LA FONTAINE, Jean de

Fables

Paris, Desaint & Saillant, Durand, 1755-1759

MAROQUIN VERT DE L’ÉPOQUE, EXEMPLAIRE DE BERNARD MALLE

L’UNE DES ILLUSTRATIONS LES PLUS RÉUSSIES POUR L’UN DES PLUS GRANDS TEXTES LITTÉRAIRES FRANÇAIS.

"VOICI À COUP SÛR LA PLUS BELLE GALERIE DE TABLEAUX QU'UN ROI PUISSE SE VANTER DE POSSÉDER." (LOUIS XV)

PREMIÈRE ÉDITION DES ILLUSTRATIONS DE JEAN-BAPTISTE OUDRY SUR PAPIER MOYEN DE HOLLANDE

PREMIER ÉTAT, avec l'illustration de la fable "Le Singe et le léopard" sans les mots "Le Léopard" dans la banderole (t. III, p. 113)

4 volumes in-folio
COLLATION : (1) : 2 ff., XXX et XVIIIpp. XVII et XVIII mal reliées à la fin de la Vie de La Fontaine), 124 pp. (2) : 2ff., II, 135 pp. (3) : 2 ff., IV et 146 pp. (4) : 22 ff., II et 188 pp.
ILLUSTRATION : (1) : 1 gravure en frontispice, 1 portrait d’Oudry gravé par Tardieu, 70 planches, (2) : 68 planches, (3) : 68 planches, (4) : 69 planches, au total des quatre volumes 275 PLANCHES DESSINÉES PAR JEAN-BAPTISTE OUDRY

RELIURES DE L’ÉPOQUE. Maroquin vert
PROVENANCE : Albert Malle (ex-libris) -- puis, Bernard Malle

Petite restauration angulaire dans la marge intérieure de la pl. V (t. II), petite tache brune sur la pl. située en face de la p. 120 (t. iv) et quelques très rares feuillets très légèrement brunis

Cette somptueuse édition, dont l'initiative revient à Louis Regnard de Montenault, auteur de la “Vie de La Fontaine” publiée en tête, est dédiée au Roi. Outre les planches d'Oudry, l'ouvrage comporte de beaux culs-de-lampe gravés sur bois, en partie répétés, dessinés par le peintre de fleurs Bachelier et gravés par Le Sueur et par Papillon, l'auteur du Traité de gravure sur bois.

Vers 1730, Oudry entreprit ses compositions pour les Fables destinées à divers travaux officiels parmi lesquels des tapisseries. C'est en véritable peintre et en artiste très original qu'il a abordé la restitution du monde inventé par La Fontaine. Comme chez le fabuliste, la violence affleure sous le débonnaire. S'il s'attache à peindre avec exactitude les animaux, il rend aussi avec justesse les personnages de son temps, parés, perruqués et maniérés.

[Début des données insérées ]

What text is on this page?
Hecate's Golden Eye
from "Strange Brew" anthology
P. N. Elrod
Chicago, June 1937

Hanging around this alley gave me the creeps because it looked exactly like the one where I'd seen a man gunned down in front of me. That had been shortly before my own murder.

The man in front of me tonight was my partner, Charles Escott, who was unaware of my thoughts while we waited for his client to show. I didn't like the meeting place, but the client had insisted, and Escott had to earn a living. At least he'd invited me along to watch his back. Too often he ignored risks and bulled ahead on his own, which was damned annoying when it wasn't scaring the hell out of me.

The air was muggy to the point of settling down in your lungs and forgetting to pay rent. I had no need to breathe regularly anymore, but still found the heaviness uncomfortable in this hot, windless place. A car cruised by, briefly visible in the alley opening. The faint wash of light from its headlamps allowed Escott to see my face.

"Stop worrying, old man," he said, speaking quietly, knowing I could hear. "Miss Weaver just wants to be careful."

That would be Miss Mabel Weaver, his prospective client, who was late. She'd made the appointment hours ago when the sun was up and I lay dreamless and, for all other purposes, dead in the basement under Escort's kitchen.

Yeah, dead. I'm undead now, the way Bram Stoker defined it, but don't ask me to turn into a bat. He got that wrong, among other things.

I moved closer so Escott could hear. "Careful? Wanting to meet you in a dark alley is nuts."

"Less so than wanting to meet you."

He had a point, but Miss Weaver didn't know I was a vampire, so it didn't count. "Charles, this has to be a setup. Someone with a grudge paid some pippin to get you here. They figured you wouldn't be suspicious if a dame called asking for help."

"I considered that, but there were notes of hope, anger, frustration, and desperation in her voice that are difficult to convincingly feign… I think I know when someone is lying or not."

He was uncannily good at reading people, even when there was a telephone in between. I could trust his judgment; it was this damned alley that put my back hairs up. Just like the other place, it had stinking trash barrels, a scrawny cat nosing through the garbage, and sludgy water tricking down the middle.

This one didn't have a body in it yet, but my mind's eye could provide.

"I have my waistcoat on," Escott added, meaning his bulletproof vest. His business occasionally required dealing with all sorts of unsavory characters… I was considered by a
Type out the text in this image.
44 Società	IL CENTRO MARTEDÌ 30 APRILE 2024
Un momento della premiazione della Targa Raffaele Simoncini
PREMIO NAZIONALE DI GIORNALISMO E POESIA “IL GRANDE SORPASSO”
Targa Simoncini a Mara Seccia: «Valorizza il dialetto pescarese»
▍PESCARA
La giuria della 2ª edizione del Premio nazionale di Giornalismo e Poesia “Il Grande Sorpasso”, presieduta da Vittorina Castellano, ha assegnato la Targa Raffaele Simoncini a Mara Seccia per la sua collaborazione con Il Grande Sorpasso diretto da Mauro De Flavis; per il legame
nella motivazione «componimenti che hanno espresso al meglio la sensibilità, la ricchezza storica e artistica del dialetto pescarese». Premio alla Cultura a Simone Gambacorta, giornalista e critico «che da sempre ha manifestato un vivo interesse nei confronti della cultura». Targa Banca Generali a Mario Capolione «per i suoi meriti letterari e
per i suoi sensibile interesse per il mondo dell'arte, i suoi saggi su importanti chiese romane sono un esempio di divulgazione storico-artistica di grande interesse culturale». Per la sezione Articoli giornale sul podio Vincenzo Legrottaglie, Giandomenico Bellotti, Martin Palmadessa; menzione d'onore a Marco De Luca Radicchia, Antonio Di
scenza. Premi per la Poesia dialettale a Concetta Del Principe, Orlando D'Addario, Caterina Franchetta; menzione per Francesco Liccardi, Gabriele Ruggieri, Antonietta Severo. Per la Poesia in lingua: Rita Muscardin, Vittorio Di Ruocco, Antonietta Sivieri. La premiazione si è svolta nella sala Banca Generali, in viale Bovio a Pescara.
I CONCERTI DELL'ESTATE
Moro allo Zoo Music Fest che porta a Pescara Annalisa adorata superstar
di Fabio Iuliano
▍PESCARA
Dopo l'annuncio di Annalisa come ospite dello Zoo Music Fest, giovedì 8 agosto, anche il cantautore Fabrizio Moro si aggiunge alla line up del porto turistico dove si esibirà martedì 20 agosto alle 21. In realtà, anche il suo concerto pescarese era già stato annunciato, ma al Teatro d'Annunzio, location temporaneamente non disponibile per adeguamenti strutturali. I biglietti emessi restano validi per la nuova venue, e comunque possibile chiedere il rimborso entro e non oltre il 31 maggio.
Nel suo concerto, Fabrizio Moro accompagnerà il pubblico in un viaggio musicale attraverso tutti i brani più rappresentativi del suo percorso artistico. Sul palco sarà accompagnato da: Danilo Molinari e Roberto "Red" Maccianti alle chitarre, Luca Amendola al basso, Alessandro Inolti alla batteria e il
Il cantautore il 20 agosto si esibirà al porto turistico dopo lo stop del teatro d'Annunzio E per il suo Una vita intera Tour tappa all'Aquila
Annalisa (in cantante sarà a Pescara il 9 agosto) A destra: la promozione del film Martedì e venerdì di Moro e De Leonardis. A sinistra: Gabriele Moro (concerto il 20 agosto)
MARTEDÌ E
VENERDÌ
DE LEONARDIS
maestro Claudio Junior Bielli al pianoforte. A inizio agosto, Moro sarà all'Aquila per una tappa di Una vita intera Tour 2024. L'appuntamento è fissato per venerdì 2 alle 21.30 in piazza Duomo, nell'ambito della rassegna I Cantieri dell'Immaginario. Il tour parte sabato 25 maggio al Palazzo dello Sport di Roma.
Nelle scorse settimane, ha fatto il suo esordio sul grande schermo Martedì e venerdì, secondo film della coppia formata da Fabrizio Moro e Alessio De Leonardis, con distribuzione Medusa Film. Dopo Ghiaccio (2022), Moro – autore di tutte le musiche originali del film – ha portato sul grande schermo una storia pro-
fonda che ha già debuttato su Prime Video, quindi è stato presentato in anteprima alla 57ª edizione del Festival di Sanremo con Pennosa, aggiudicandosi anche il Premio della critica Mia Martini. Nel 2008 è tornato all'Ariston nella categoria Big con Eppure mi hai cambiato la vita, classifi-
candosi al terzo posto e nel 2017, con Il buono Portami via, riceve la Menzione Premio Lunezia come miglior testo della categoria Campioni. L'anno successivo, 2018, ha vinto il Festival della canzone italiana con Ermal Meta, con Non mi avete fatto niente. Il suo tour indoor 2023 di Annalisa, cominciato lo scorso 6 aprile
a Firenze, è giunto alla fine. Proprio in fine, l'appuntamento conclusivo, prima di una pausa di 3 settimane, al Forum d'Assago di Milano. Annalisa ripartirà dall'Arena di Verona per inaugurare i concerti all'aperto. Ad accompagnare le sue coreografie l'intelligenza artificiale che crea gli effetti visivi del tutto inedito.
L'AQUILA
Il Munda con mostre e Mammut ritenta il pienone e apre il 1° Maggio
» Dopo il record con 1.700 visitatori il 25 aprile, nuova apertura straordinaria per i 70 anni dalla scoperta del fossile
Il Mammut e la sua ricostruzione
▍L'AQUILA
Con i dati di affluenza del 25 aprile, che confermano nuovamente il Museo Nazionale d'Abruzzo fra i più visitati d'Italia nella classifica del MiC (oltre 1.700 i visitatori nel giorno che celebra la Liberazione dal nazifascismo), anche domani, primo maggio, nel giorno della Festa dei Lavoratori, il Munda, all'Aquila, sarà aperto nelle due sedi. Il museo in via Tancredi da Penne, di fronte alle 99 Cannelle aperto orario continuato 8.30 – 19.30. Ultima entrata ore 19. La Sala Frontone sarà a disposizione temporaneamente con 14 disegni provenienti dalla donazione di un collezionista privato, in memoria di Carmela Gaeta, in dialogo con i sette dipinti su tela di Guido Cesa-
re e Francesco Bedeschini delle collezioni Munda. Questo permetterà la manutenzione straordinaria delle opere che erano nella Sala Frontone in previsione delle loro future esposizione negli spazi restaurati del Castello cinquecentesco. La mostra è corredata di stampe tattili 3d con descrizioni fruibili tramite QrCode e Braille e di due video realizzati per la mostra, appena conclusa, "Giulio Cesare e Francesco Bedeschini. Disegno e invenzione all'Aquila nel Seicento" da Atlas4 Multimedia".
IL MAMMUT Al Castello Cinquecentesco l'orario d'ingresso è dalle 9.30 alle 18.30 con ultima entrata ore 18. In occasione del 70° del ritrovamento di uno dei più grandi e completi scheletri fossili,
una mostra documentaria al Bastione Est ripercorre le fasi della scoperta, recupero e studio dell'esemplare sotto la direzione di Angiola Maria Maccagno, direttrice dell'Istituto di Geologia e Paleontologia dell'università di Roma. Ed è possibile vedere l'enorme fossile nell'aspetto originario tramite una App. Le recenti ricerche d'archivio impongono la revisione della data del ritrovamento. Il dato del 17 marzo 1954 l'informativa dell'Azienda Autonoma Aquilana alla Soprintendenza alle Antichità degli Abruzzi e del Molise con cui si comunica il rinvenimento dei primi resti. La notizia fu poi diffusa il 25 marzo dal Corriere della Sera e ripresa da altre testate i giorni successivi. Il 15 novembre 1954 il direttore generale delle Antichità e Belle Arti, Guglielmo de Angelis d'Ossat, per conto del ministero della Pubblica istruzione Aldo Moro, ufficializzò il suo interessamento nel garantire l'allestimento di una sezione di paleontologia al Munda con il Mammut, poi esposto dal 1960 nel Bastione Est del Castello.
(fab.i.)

Ses décors alternent entre le salon et la chaumière, mais celle-ci est, curieusement, toujours assez délabrée, au toit percé, aux poutres branlantes. Quand le soleil n'éclaire pas la scène, il n'y a pas de chandelles, mais de simples lampes à huile suspendues.

Les dessins furent acquis par Montenault qui, avec l'accord de l'artiste, décida de les mettre en estampes. Trop spontanés pour pouvoir être interprétés en gravure, ils furent confiés à Charles Nicolas Cochin qui fut chargé de les reproduire pour qu'ils puissent être gravés. C'est lui qui choisit la quarantaine d'artistes avec lesquels il a conduit et dirigé tout l'ouvrage. On pense que Cochin a gravé lui-même, à l'eau-forte, le frontispice qu'Oudry a spécialement dessiné pour l'édition, ainsi que douze des estampes et peut-être une partie de quelques autres, principalement celles comportant des personnages. Les premières gravures furent exposées, sous le nom d'Oudry, en 1753, et le premier volume parut en 1755, l'année même de la mort de l'artiste. Les suivants furent retardés par la Guerre de Sept Ans et il fallut l'appui du roi pour que le dernier puisse paraître en 1760.

Sans le portrait d'Oudry, gravé par Tardieu d'après Largillière, publié au moment de la mort, à soixante-neuf ans, du peintre, qui est parfois ajouté en belle épreuve sans être du tout requis pour la complétude de l’ouvrage. Le tirage des estampes est très beau.

BIBLIOGRAPHIE : 

Cohen-de Ricci, Guide de l’amateur de livres à gravures du XVIIIe siècle, 549. - Des Livres rares, BnF, 1998, n° 207 -- Gaucheron, “La Préparation et le lancement d’un livre de luxe au XVIIIe siècle”. in Arts et Métiers graphiques, 1927, pp. 77-82.